Я что-то промямлил насчет надписи над входом – негоже, де, по-моему, так отпугивать прихожан.

— Да объяснял, объяснял я им! — Отец Беренжер в сердцах махнул крылом своего халата (не сутаной же, в самом деле, это диво называть!) — Столько раз объяснял, что удивляюсь, как язык не отсох!.. Но тебе же известно, как они упрямы – ничего не желают принимать в свои задубевшие головы!… Ну а что бы ты написал, к примеру, у подножия Голгофы? "Сие место прекрасно" – так, что ли?.. Знал бы ты, сколько зла было сотворено в стародавние времена на этом самом холме, даже внутри этого древнего храма.

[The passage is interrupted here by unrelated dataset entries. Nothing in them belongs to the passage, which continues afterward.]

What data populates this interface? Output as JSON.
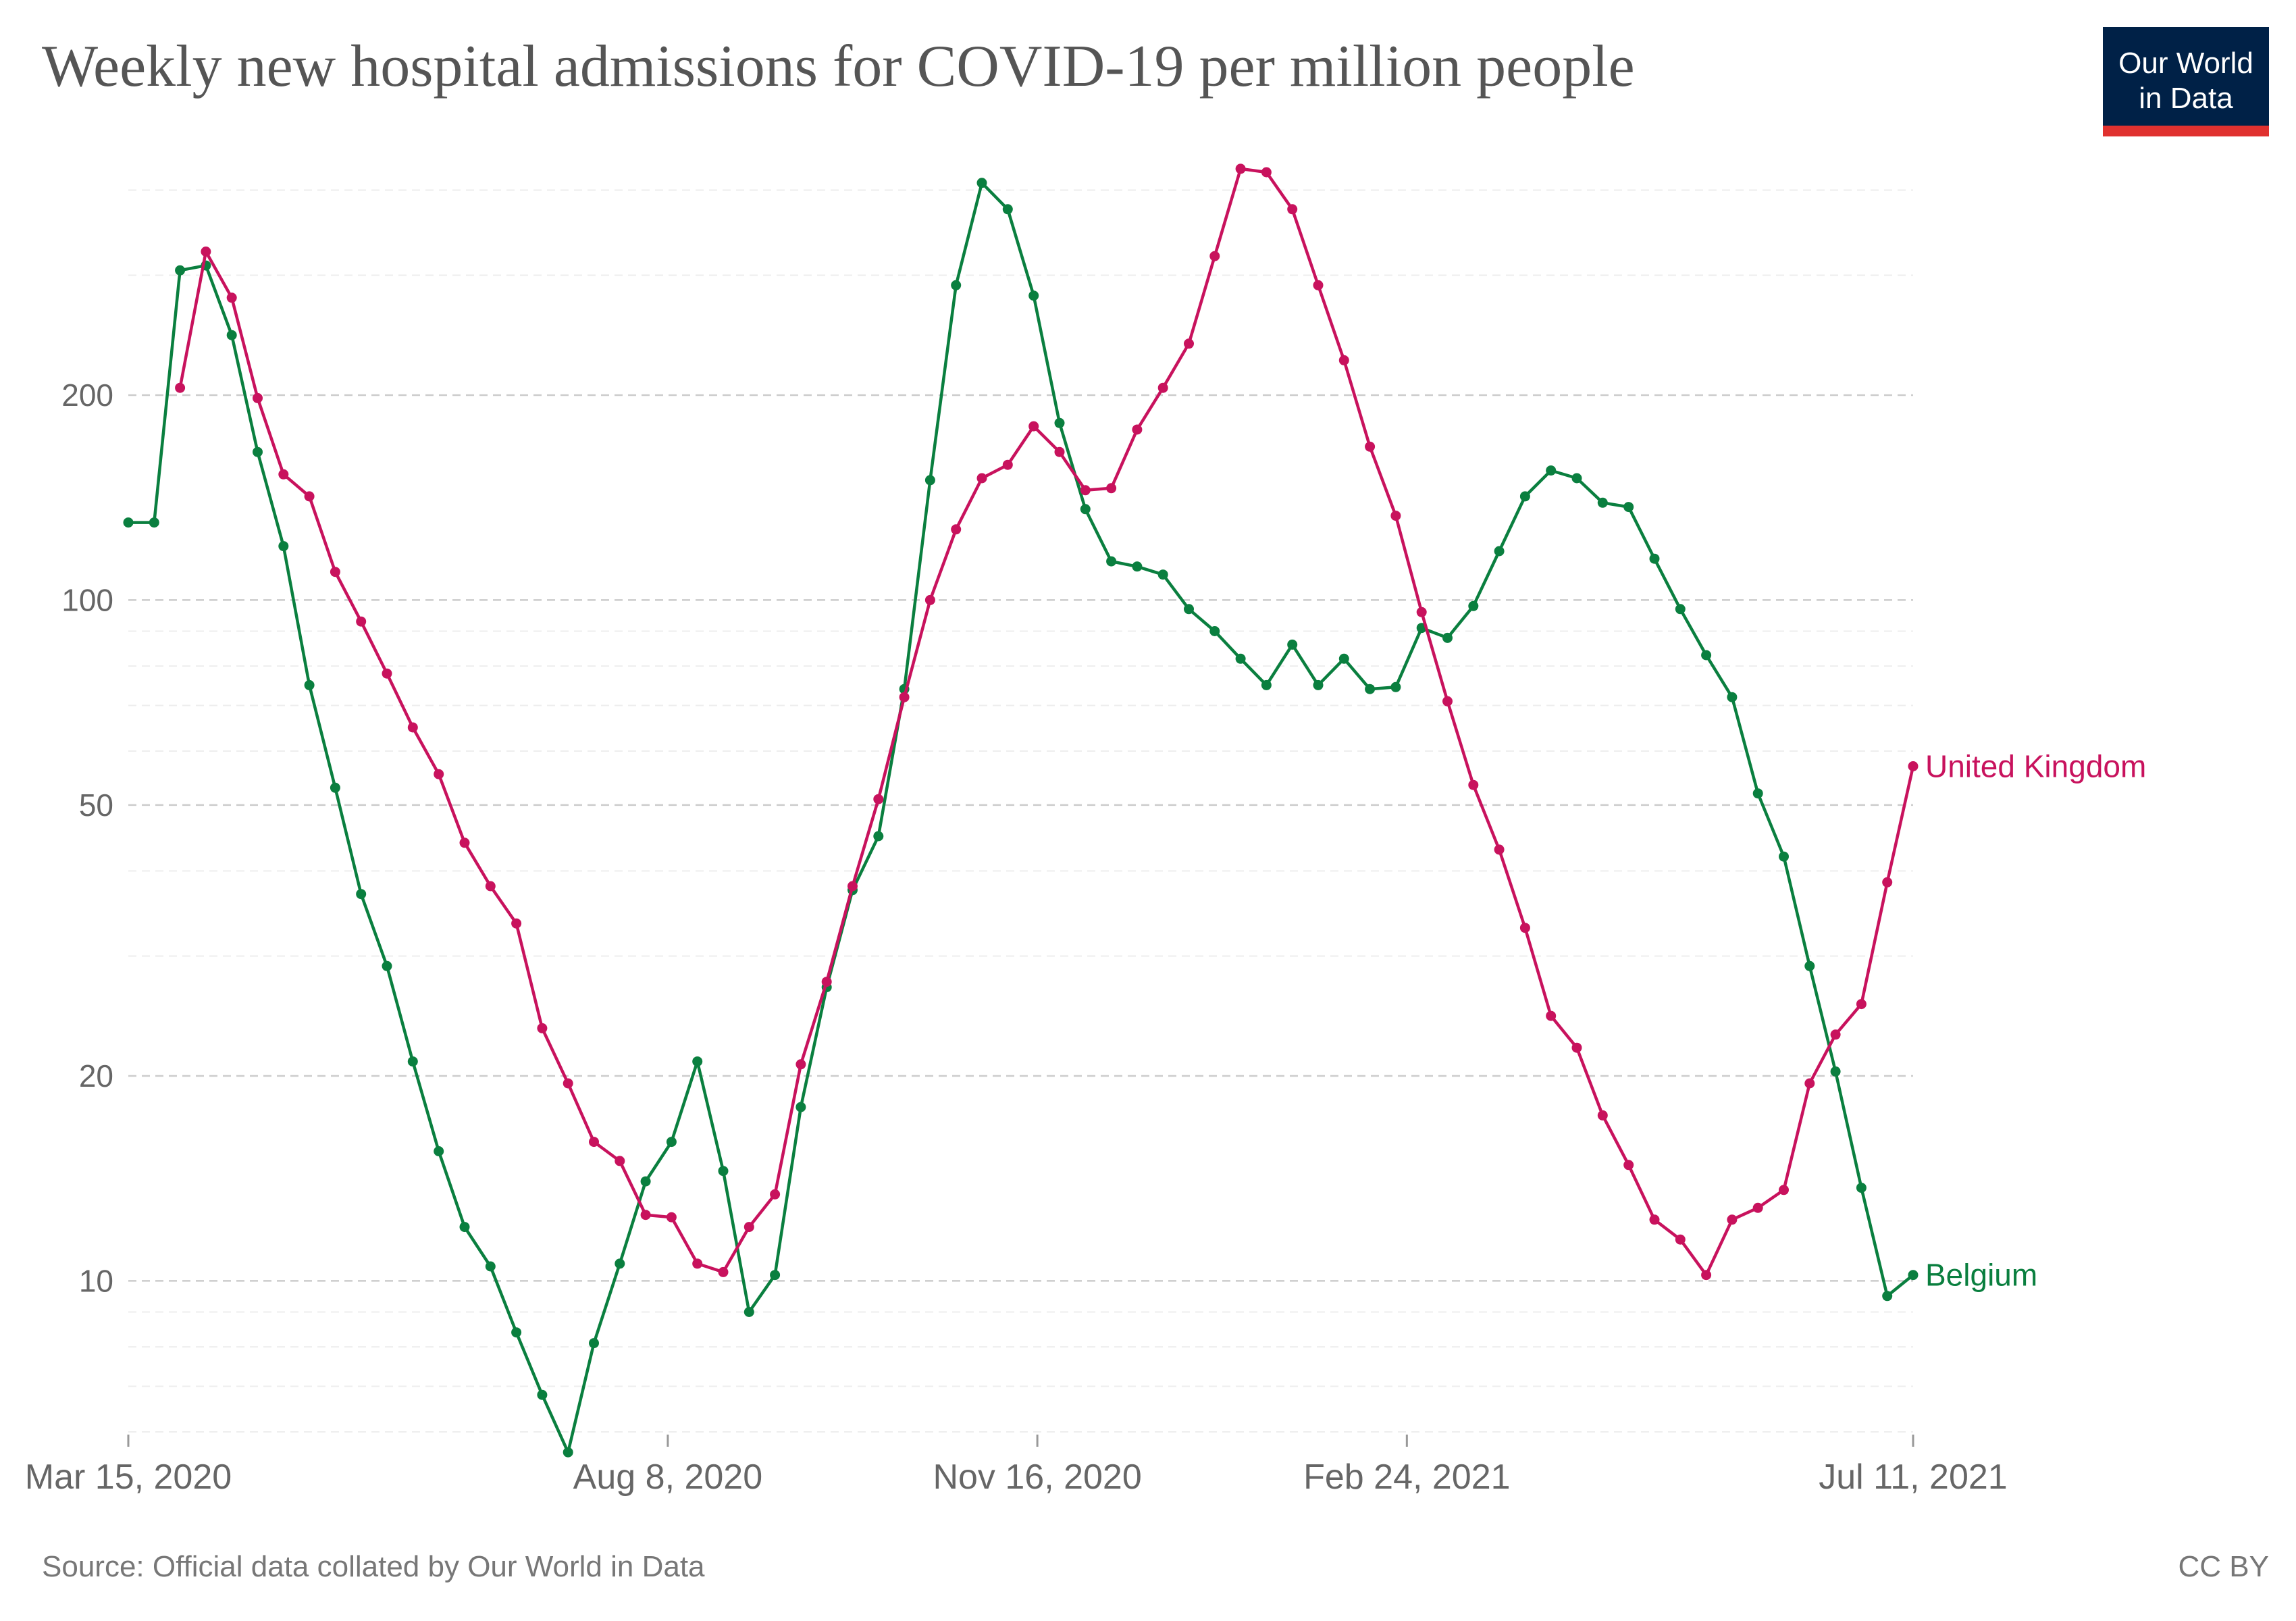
{
  "header": {
    "title": "Weekly new hospital admissions for COVID-19 per million people",
    "logo_line1": "Our World",
    "logo_line2": "in Data"
  },
  "footer": {
    "source": "Source: Official data collated by Our World in Data",
    "license": "CC BY"
  },
  "colors": {
    "uk": "#c8125d",
    "belgium": "#0a7f3f",
    "grid": "#dddddd",
    "logo_bg": "#002147",
    "logo_bar": "#e0312f"
  },
  "chart_data": {
    "type": "line",
    "title": "Weekly new hospital admissions for COVID-19 per million people",
    "y_scale": "log",
    "ylim": [
      6,
      450
    ],
    "y_ticks": [
      10,
      20,
      50,
      100,
      200
    ],
    "y_tick_labels": [
      "10",
      "20",
      "50",
      "100",
      "200"
    ],
    "x_start": "2020-03-15",
    "x_end": "2021-07-11",
    "x_ticks": [
      "2020-03-15",
      "2020-08-08",
      "2020-11-16",
      "2021-02-24",
      "2021-07-11"
    ],
    "x_tick_labels": [
      "Mar 15, 2020",
      "Aug 8, 2020",
      "Nov 16, 2020",
      "Feb 24, 2021",
      "Jul 11, 2021"
    ],
    "grid": "horizontal dashed",
    "legend": "line-end labels",
    "series": [
      {
        "name": "Belgium",
        "color": "#0a7f3f",
        "points": [
          [
            "2020-03-15",
            130
          ],
          [
            "2020-03-22",
            130
          ],
          [
            "2020-03-29",
            305
          ],
          [
            "2020-04-05",
            310
          ],
          [
            "2020-04-12",
            245
          ],
          [
            "2020-04-19",
            165
          ],
          [
            "2020-04-26",
            120
          ],
          [
            "2020-05-03",
            75
          ],
          [
            "2020-05-10",
            53
          ],
          [
            "2020-05-17",
            37
          ],
          [
            "2020-05-24",
            29
          ],
          [
            "2020-05-31",
            21
          ],
          [
            "2020-06-07",
            15.5
          ],
          [
            "2020-06-14",
            12
          ],
          [
            "2020-06-21",
            10.5
          ],
          [
            "2020-06-28",
            8.4
          ],
          [
            "2020-07-05",
            6.8
          ],
          [
            "2020-07-12",
            5.6
          ],
          [
            "2020-07-19",
            8.1
          ],
          [
            "2020-07-26",
            10.6
          ],
          [
            "2020-08-02",
            14
          ],
          [
            "2020-08-09",
            16
          ],
          [
            "2020-08-16",
            21
          ],
          [
            "2020-08-23",
            14.5
          ],
          [
            "2020-08-30",
            9
          ],
          [
            "2020-09-06",
            10.2
          ],
          [
            "2020-09-13",
            18
          ],
          [
            "2020-09-20",
            27
          ],
          [
            "2020-09-27",
            37.5
          ],
          [
            "2020-10-04",
            45
          ],
          [
            "2020-10-11",
            74
          ],
          [
            "2020-10-18",
            150
          ],
          [
            "2020-10-25",
            290
          ],
          [
            "2020-11-01",
            410
          ],
          [
            "2020-11-08",
            375
          ],
          [
            "2020-11-15",
            280
          ],
          [
            "2020-11-22",
            182
          ],
          [
            "2020-11-29",
            136
          ],
          [
            "2020-12-06",
            114
          ],
          [
            "2020-12-13",
            112
          ],
          [
            "2020-12-20",
            109
          ],
          [
            "2020-12-27",
            97
          ],
          [
            "2021-01-03",
            90
          ],
          [
            "2021-01-10",
            82
          ],
          [
            "2021-01-17",
            75
          ],
          [
            "2021-01-24",
            86
          ],
          [
            "2021-01-31",
            75
          ],
          [
            "2021-02-07",
            82
          ],
          [
            "2021-02-14",
            74
          ],
          [
            "2021-02-21",
            74.5
          ],
          [
            "2021-02-28",
            91
          ],
          [
            "2021-03-07",
            88
          ],
          [
            "2021-03-14",
            98
          ],
          [
            "2021-03-21",
            118
          ],
          [
            "2021-03-28",
            142
          ],
          [
            "2021-04-04",
            155
          ],
          [
            "2021-04-11",
            151
          ],
          [
            "2021-04-18",
            139
          ],
          [
            "2021-04-25",
            137
          ],
          [
            "2021-05-02",
            115
          ],
          [
            "2021-05-09",
            97
          ],
          [
            "2021-05-16",
            83
          ],
          [
            "2021-05-23",
            72
          ],
          [
            "2021-05-30",
            52
          ],
          [
            "2021-06-06",
            42
          ],
          [
            "2021-06-13",
            29
          ],
          [
            "2021-06-20",
            20.3
          ],
          [
            "2021-06-27",
            13.7
          ],
          [
            "2021-07-04",
            9.5
          ],
          [
            "2021-07-11",
            10.2
          ]
        ]
      },
      {
        "name": "United Kingdom",
        "color": "#c8125d",
        "points": [
          [
            "2020-03-29",
            205
          ],
          [
            "2020-04-05",
            325
          ],
          [
            "2020-04-12",
            278
          ],
          [
            "2020-04-19",
            198
          ],
          [
            "2020-04-26",
            153
          ],
          [
            "2020-05-03",
            142
          ],
          [
            "2020-05-10",
            110
          ],
          [
            "2020-05-17",
            93
          ],
          [
            "2020-05-24",
            78
          ],
          [
            "2020-05-31",
            65
          ],
          [
            "2020-06-07",
            55.5
          ],
          [
            "2020-06-14",
            44
          ],
          [
            "2020-06-21",
            38
          ],
          [
            "2020-06-28",
            33.5
          ],
          [
            "2020-07-05",
            23.5
          ],
          [
            "2020-07-12",
            19.5
          ],
          [
            "2020-07-19",
            16
          ],
          [
            "2020-07-26",
            15
          ],
          [
            "2020-08-02",
            12.5
          ],
          [
            "2020-08-09",
            12.4
          ],
          [
            "2020-08-16",
            10.6
          ],
          [
            "2020-08-23",
            10.3
          ],
          [
            "2020-08-30",
            12
          ],
          [
            "2020-09-06",
            13.4
          ],
          [
            "2020-09-13",
            20.8
          ],
          [
            "2020-09-20",
            27.5
          ],
          [
            "2020-09-27",
            38
          ],
          [
            "2020-10-04",
            51
          ],
          [
            "2020-10-11",
            72
          ],
          [
            "2020-10-18",
            100
          ],
          [
            "2020-10-25",
            127
          ],
          [
            "2020-11-01",
            151
          ],
          [
            "2020-11-08",
            158
          ],
          [
            "2020-11-15",
            180
          ],
          [
            "2020-11-22",
            165
          ],
          [
            "2020-11-29",
            145
          ],
          [
            "2020-12-06",
            146
          ],
          [
            "2020-12-13",
            178
          ],
          [
            "2020-12-20",
            205
          ],
          [
            "2020-12-27",
            238
          ],
          [
            "2021-01-03",
            320
          ],
          [
            "2021-01-10",
            430
          ],
          [
            "2021-01-17",
            425
          ],
          [
            "2021-01-24",
            375
          ],
          [
            "2021-01-31",
            290
          ],
          [
            "2021-02-07",
            225
          ],
          [
            "2021-02-14",
            168
          ],
          [
            "2021-02-21",
            133
          ],
          [
            "2021-02-28",
            96
          ],
          [
            "2021-03-07",
            71
          ],
          [
            "2021-03-14",
            53.5
          ],
          [
            "2021-03-21",
            43
          ],
          [
            "2021-03-28",
            33
          ],
          [
            "2021-04-04",
            24.5
          ],
          [
            "2021-04-11",
            22
          ],
          [
            "2021-04-18",
            17.5
          ],
          [
            "2021-04-25",
            14.8
          ],
          [
            "2021-05-02",
            12.3
          ],
          [
            "2021-05-09",
            11.5
          ],
          [
            "2021-05-16",
            10.2
          ],
          [
            "2021-05-23",
            12.3
          ],
          [
            "2021-05-30",
            12.8
          ],
          [
            "2021-06-06",
            13.6
          ],
          [
            "2021-06-13",
            19.5
          ],
          [
            "2021-06-20",
            23
          ],
          [
            "2021-06-27",
            25.5
          ],
          [
            "2021-07-04",
            38.5
          ],
          [
            "2021-07-11",
            57
          ]
        ]
      }
    ]
  }
}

Особенно в пору Альбигойской войны.

[36]

  Тут, поверишь ли, прямо в храме резали людей! Это их кости (ты помнишь?) усеивали некогда сей холм. Кости-то я нынче перезахоронил, а памятью о них – вторая надпись, которую ты едва ли смог разобрать. Там я велел выбить слова: "КАТАРЫ, АЛЬБИГОЙЦЫ, ТАМПЛИЕРЫ – РЫЦАРИ ИСТИННОЙ ЦЕРКВИ" – в память об убиенных.

Отец Беренжер продолжает давать свои объяснения происходящему

— …Вообще, — продолжал отец Беренжер, — я и в самом деле, Диди, рад тебя снова увидеть. Мне всегда казалось, что меня лучше поймешь, чем остальные деревенщины. Ведь ты же стоял, если можно так сказать, у самых истоков – и здесь, в Ренн-лё-Шато, и там, в Париже.

Он не учел только той разницы, что с тех пор уже почти шесть лет прошло, так что теперь я был не тем деревенским мальчуганом, готовым за десять су в день чистить ему сапоги и боявшимся лишний раз открыть рот. Теперь я был почти мужчиной, с тремястами пятьюдесятью франками годовой ренты, то есть, по здешним меркам, человеком вполне солидным и уважаемым, так что теперь боязливо держать рот на замке я не собирался. Поэтому спросил – просто чтобы не быть, как тогда, молчаливым истуканом:

— У истоков чего?

Преподобный слегка улыбнулся:

— Уж не думал, что ты так забывчив, Диди. По-моему, ты не столько спрашиваешь, сколько просто опробываешь свой возмужалый голос (вполне приятный, к слову сказать, басок). Едва ли ты, вправду, забыл про нашу находку здесь, в этом самом храме, и едва ли не помнишь про наши парижские похождения. А это как раз они самые, истоки, и есть – не так ты глуп, чтобы не понимать этого.

Маркиза Мари Де Бланшефор

Вот уж кого точно в последние лет, наверно, пятьсот здесь не бывало, так это никаких маркиз и маркизов! Была, правда, выжившая из ума одинокая старуха Питу, за свои шляпки еще времен, видимо, ее прабабушки прозванная у нас Маркизой, но ту схоронили по-тихому еще лет пять назад, и ни на какие мраморные плиты для нее никто, понятно, не раскошеливался.

Я вопросительно взглянул на преподобного.

— Ты лучше на даты посмотри, — посоветовал он.

Бог ты мой, плита была совсем новенькая, а годы стояли тысяча двести какие-то!

— Маркиза де Бланшефор, — пояснил преподобный, — была супругой магистра тамплиеров. Заметь, рыцарь-монах магистр также был женат. Но это опять же к слову – плиту я вовсе не потому положил. Видишь ли, надо было захоронить кости, — помнишь сколько их было возле храма, из-за здешних ветров вылезших из-под земли? Катары, тамплиеры – все там когда-то были похоронены. А поскольку имен почти никого из них не осталось, кроме имени этой маркизы, — про нее я точно знал, что она была некогда похоронена возле храма Магдалины, лишь на год пережив своего супруга, сложившего голову во время крестового похода, — то в действительности это братское захоронение всех усопших и убиенных бедняг. Маркиза своим именем и своим высоким титулом лишь прикрывает их безымянность.